Rush Hour


I find Tuesday’s are the worst for high traffic rush hours. It takes nearly double the time to reach home in the evening. Tonight I got behind a woman with no brake lights and nearly rear-ended her twice! Buried in the lane, I couldn’t move and had to pay close attention to her speed or smash into her. No autopilot driving for moi. It was necessary to stay centered and mindful of the moment and movement.

Mindful living requires standing centered looking out with open eyes, an open mind and an open heart. Moving through the day is much like driving in rush hour. We’re interacting with family members, friends, colleagues and neighbors navigating relationship traffic throughout the day. Are you mindful of your speed? Of nearly crashing into someone with words moving too fast? Did you actually notice the person who walked into your office trying to mask the sadness of losing a loved one? Or was it glossed over with conversation about which project was due when. Turn off the autopilot.
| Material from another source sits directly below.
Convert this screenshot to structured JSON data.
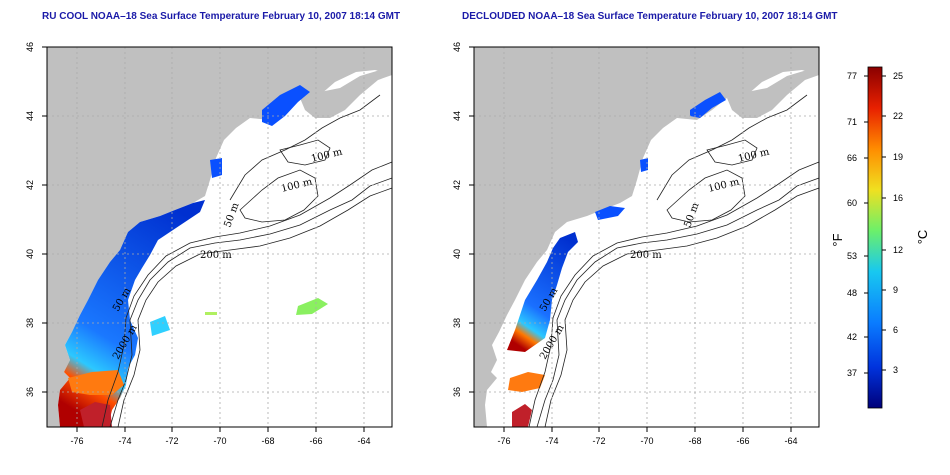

As physical expressions of Spirit we are responsible for each other. When you look into the eyes of that colleague attempting to mask her feelings, reach out with compassion, she is your sister. When he mentions a sick child and needing to get home early, hear him with kindness. Slow down, listen well, love fully. Remember that we are more than this.

“Be my mirror…the clear, bright, and deathless image that love reflects in me. And wherever I may find You, on the lowest or highest shelves of humanity, wherever my soul searches for You among the broken, among the weary, the lost and forgotten, or among the happy and the free….

May love in you (dear reader) invoke love in others, as glass to living glass, mirror to shining mirror, that Christ may arise in your midst and be reflected anywhere love has a face, a touch, or dares to speak.”    

~ David Teems, 2004

2 responses »

    • Being with kindred Spirit makes it easier to operate with awareness. I’m grateful to be in an environment where this type of mindfulness is the norm and not the exception.